ITB collar positions are structurally neutral (protective); the modeled P&L assumes European-style exercise at expiration and ignores early assignment, transaction costs, dividends paid before expiry on the stock leg (when present), and the bid-ask spread on the listed chain. ITB positions also carry Financial Services sector concentration risk; news flow inside the sector (peer earnings, regulatory shifts, supply-chain headlines) can move ITB alongside the broader basket even when ITB-specific fundamentals are unchanged. Always rebuild the position from current ITB chain quotes before placing a trade.

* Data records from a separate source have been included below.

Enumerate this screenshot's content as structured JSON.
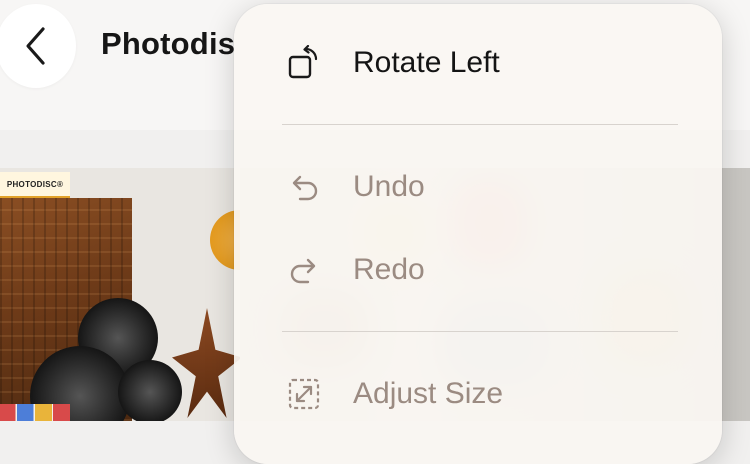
{
  "header": {
    "title": "Photodis",
    "back_icon": "chevron-left-icon"
  },
  "photo": {
    "badge": "PHOTODISC®"
  },
  "context_menu": {
    "items": [
      {
        "label": "Rotate Left",
        "icon": "rotate-left-icon",
        "state": "enabled"
      },
      {
        "label": "Undo",
        "icon": "undo-icon",
        "state": "disabled"
      },
      {
        "label": "Redo",
        "icon": "redo-icon",
        "state": "disabled"
      },
      {
        "label": "Adjust Size",
        "icon": "adjust-size-icon",
        "state": "disabled"
      }
    ]
  },
  "colors": {
    "menu_background": "#faf6f2",
    "enabled_text": "#141414",
    "disabled_text": "#9b8b82",
    "divider": "#d8d3ce"
  }
}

Frequently asked questions

What is a collar on ITB?
A collar on ITB is the collar strategy applied to ITB (etf). The strategy is structurally neutral (protective): A collar pairs long stock with a protective out-of-the-money put financed by a short out-of-the-money call, capping both tails of the position around the current spot. With ITB etf trading near $86.69, the strikes shown on this page are snapped to the nearest listed ITB chain strike and the premiums come straight from the end-of-day bid/ask midpoint.
How are ITB collar max profit and max loss calculated?
Max profit roughly equals short-call strike minus cost basis plus net premium; max loss roughly equals cost basis minus long-put strike minus net premium. Breakeven shifts by the net premium. For the ITB collar priced from the end-of-day chain at a 30-day expiry (ATM IV 37.70%), the computed maximum profit is $401.00 per contract and the computed maximum loss is -$299.00 per contract. Live intraday quotes will differ as the chain moves through the trading session.
What is the breakeven for a ITB collar?
The breakeven for the ITB collar priced on this page is roughly $87.49 at expiration, derived from end-of-day chain premiums. Breakeven is the underlying price at which the strategy's P&L crosses zero ignoring transaction costs and assignment risk. The current ITB market-implied 1-standard-deviation expected move is approximately 10.81%; if the move sits well outside the breakeven distance, the structure's risk-reward becomes correspondingly tighter.
When should you consider a collar on ITB?
Collars on ITB hedge an existing long ITB etf position; the long put sets a floor while the short call finances it, often run as a near-zero-cost hedge during expected volatility windows.
How does current ITB implied volatility affect this collar?
ITB ATM IV is at 37.70% with IV rank near 87.96%, which is elevated relative to its 1-year range. Premium-selling structures (covered call, cash-secured put, iron condor) generally look more attractive when IV rank is high; premium-buying structures (long call, long put, debit spreads) are more expensive in that regime.